No se podría decir lo mismo del legado visual que en cuanto a ambientes, residencias presidenciales, espacios de ciudades y pueblos, y sobre todo, de presentación de sus jefes y líderes, nos está dejando el “Socialismo del Siglo XXI”, el cual, a diferencia de su genitor y antecesor, se comporta como un competidor sin límites del boato, la ostentación y el superlujo que es la marca de fábrica del capitalismo y la democracia de nuestros días.
Derroche de bienes y facilidades en los modos de vivir y morir, que es permisible puedan dárselos quienes acumulan riquezas a punta de trabajo y con el sudor de su frente, pero no de estos apóstoles que hicieron votos en los altares de Marx, Engels y Lenin para que los humanos cautivos de su utopía redentora llevaran un vida humilde, digna y decorosa.
Promesa esta última que fue imposible de cumplir por los catastróficos resultados de las economías colectivistas, las cuales, al ponerse al margen de la capacidad del mercado para fijar los precios de bienes y servicios, y sobre todo, al ponerle fin a los derechos de propiedad y a la libertad individual, originó un sistema económico de cero productividad, intercambios de rentabilidad variable y sin correcciones apropiadas, de modo que el estado mismo y el partido, o los partidos que lo controlan, derivaron en mafias que operan en una anarquía generalizada buena para todo.
El “Socialismo del Siglo XXI”, en efecto, ha sido el origen de la aparición de una aristocracia formada por agentes gubernamentales y particulares militantes o simpatizantes de la singular variante del socialismo del siglo pasado, que funciona con una codiciosa estructura de clases, perfecta aliada de las economías “negras” que prosperan hoy a lo largo y ancho de los sistemas políticos globales y, en su mayoría, no tienen problemas para convivir con el engendro del “Foro de Sao Paulo”.

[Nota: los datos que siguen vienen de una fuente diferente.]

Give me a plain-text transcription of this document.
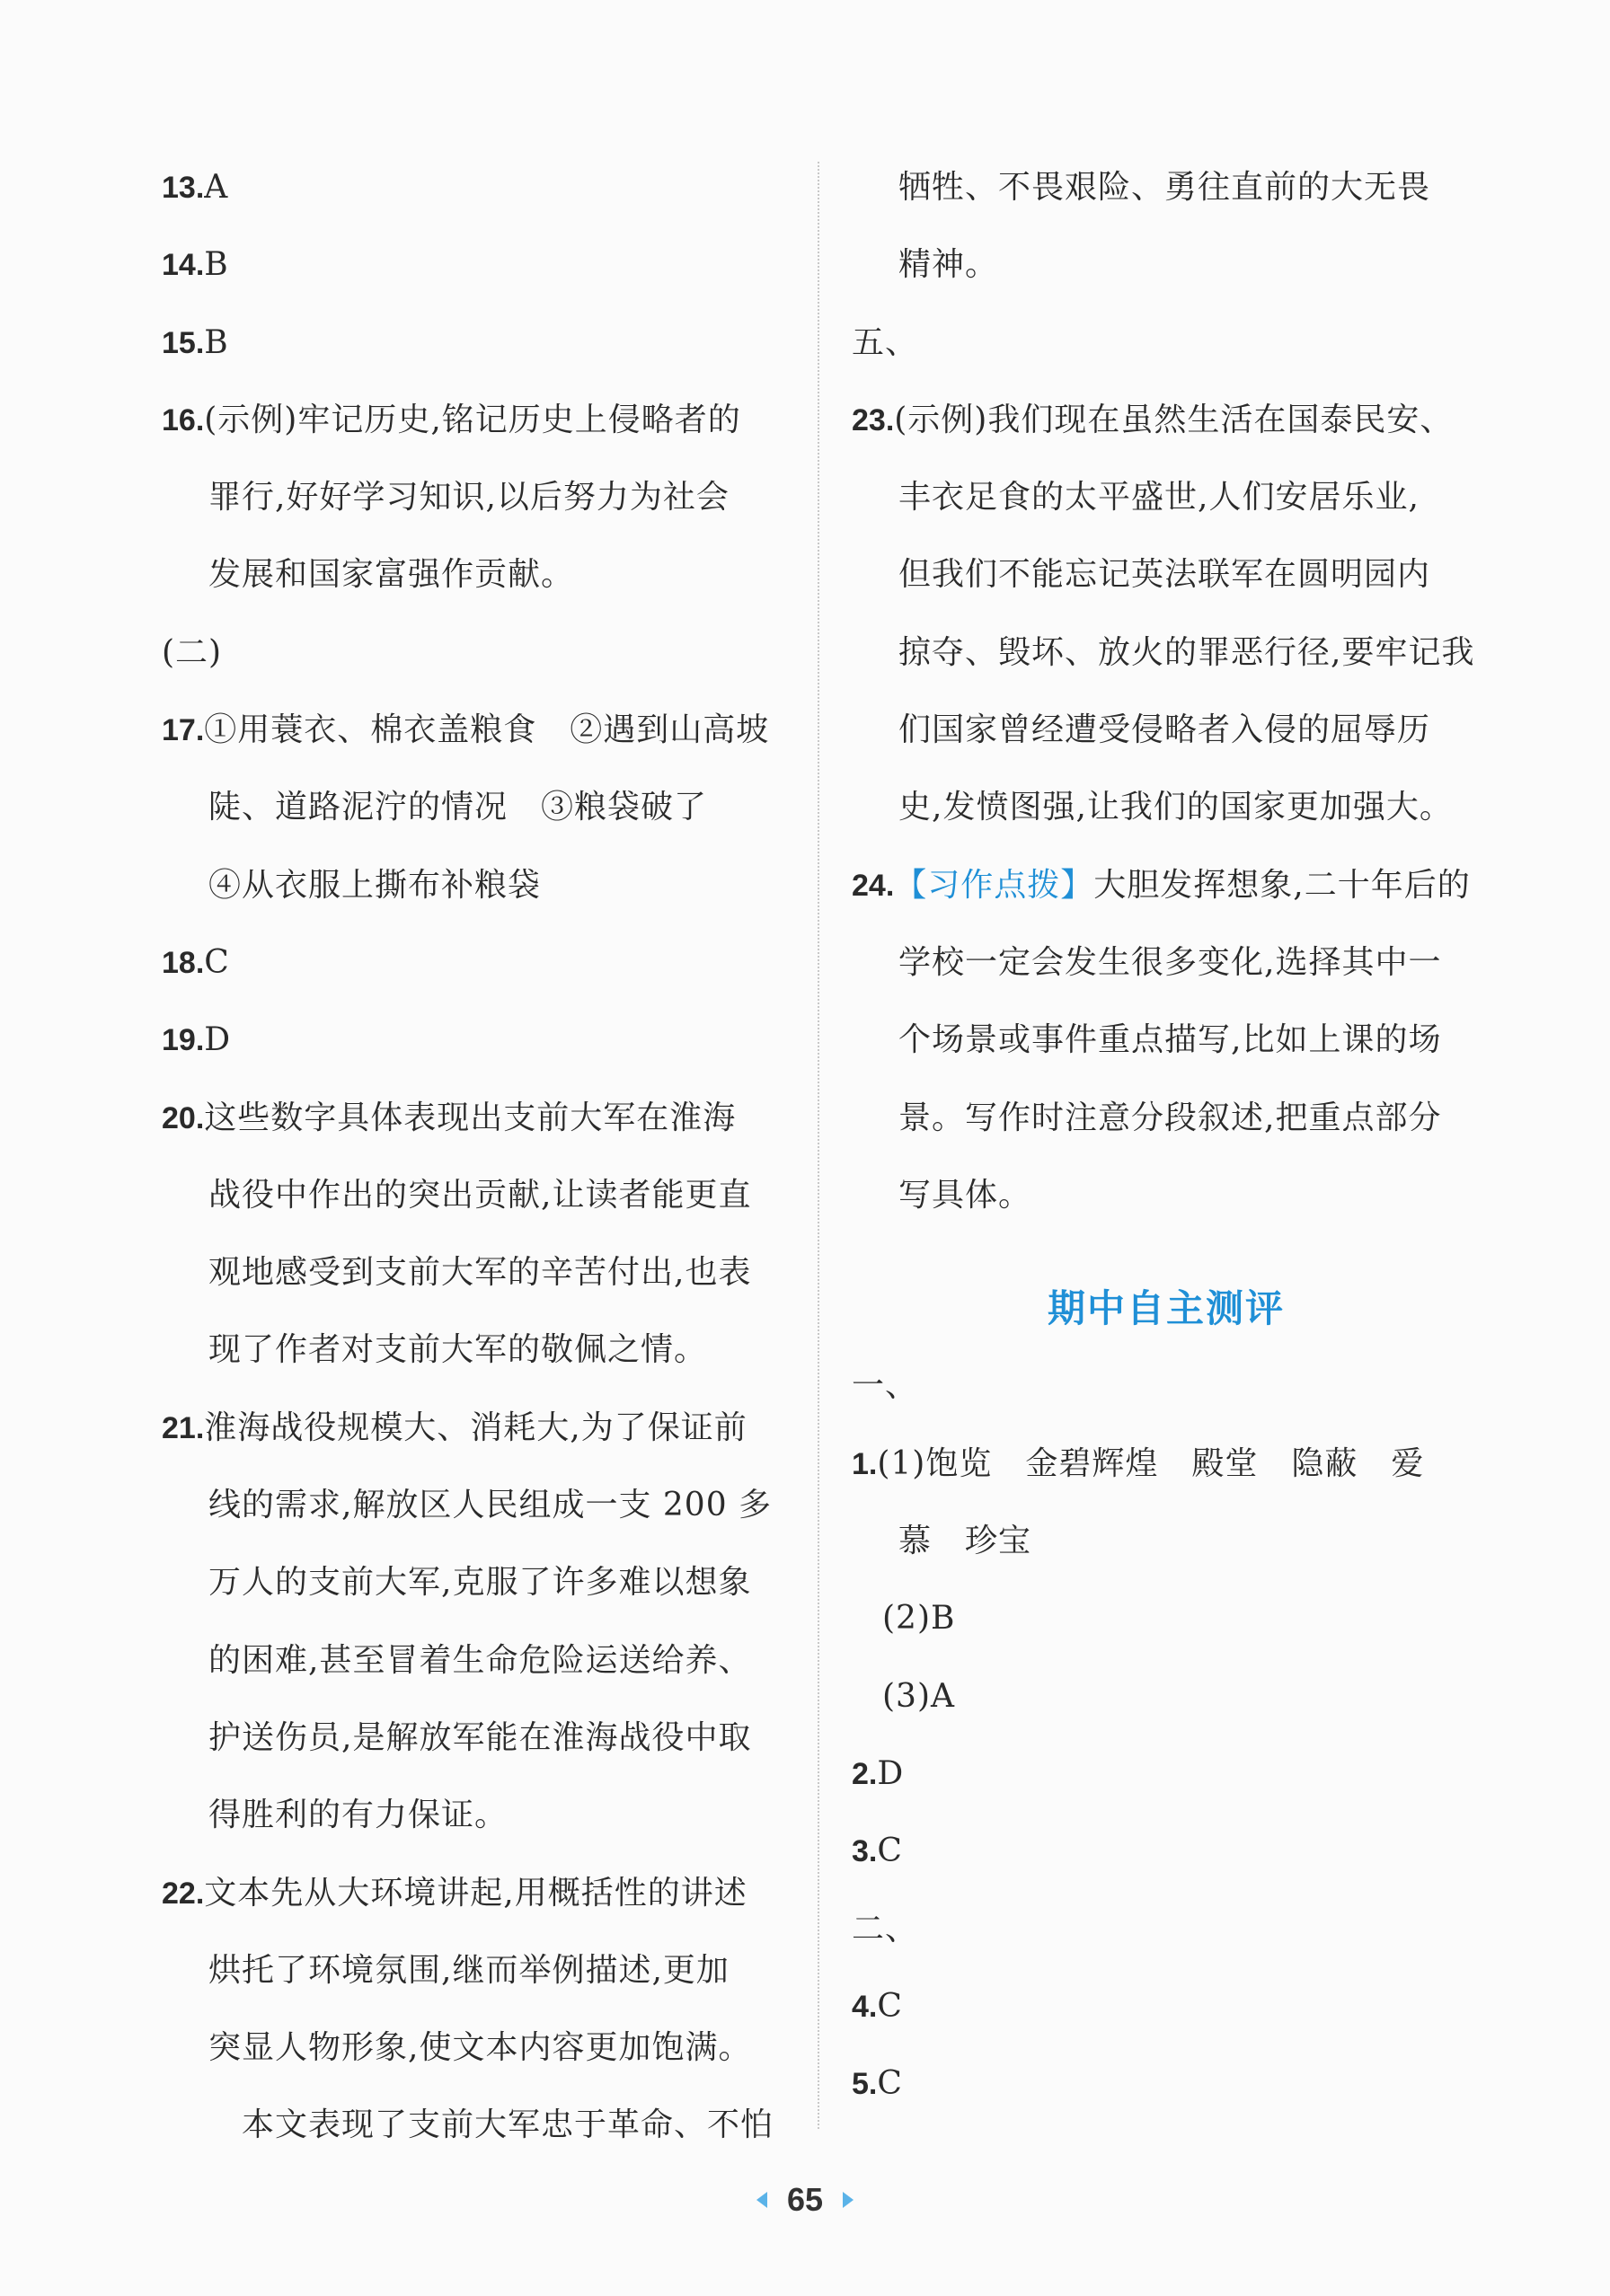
13.A
14.B
15.B
16.(示例)牢记历史,铭记历史上侵略者的
罪行,好好学习知识,以后努力为社会
发展和国家富强作贡献。
(二)
17.①用蓑衣、棉衣盖粮食　②遇到山高坡
陡、道路泥泞的情况　③粮袋破了
④从衣服上撕布补粮袋
18.C
19.D
20.这些数字具体表现出支前大军在淮海
战役中作出的突出贡献,让读者能更直
观地感受到支前大军的辛苦付出,也表
现了作者对支前大军的敬佩之情。
21.淮海战役规模大、消耗大,为了保证前
线的需求,解放区人民组成一支 200 多
万人的支前大军,克服了许多难以想象
的困难,甚至冒着生命危险运送给养、
护送伤员,是解放军能在淮海战役中取
得胜利的有力保证。
22.文本先从大环境讲起,用概括性的讲述
烘托了环境氛围,继而举例描述,更加
突显人物形象,使文本内容更加饱满。
　本文表现了支前大军忠于革命、不怕
牺牲、不畏艰险、勇往直前的大无畏
精神。
五、
23.(示例)我们现在虽然生活在国泰民安、
丰衣足食的太平盛世,人们安居乐业,
但我们不能忘记英法联军在圆明园内
掠夺、毁坏、放火的罪恶行径,要牢记我
们国家曾经遭受侵略者入侵的屈辱历
史,发愤图强,让我们的国家更加强大。
24.【习作点拨】大胆发挥想象,二十年后的
学校一定会发生很多变化,选择其中一
个场景或事件重点描写,比如上课的场
景。写作时注意分段叙述,把重点部分
写具体。
期中自主测评
一、
1.(1)饱览　金碧辉煌　殿堂　隐蔽　爱
慕　珍宝
(2)B
(3)A
2.D
3.C
二、
4.C
5.C
65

De la Venezuela socialista que nació con la revolución de Chávez y ha sido heredada por su pupilo, el dictador Nicolás Maduro, puede decirse que ha realizado el mejor despliegue de la actualización del modelo que nació en octubre del año 17 del siglo pasado en Moscú y si algún desprevenido seguidor se aventurara estos días por avenidas y calles de Caracas, se encontraría con una asombrosa muestra del lujo, la ostentación y el derroche que es típica de centros capitalistas globales como Miami, Nueva York, París y Tokio.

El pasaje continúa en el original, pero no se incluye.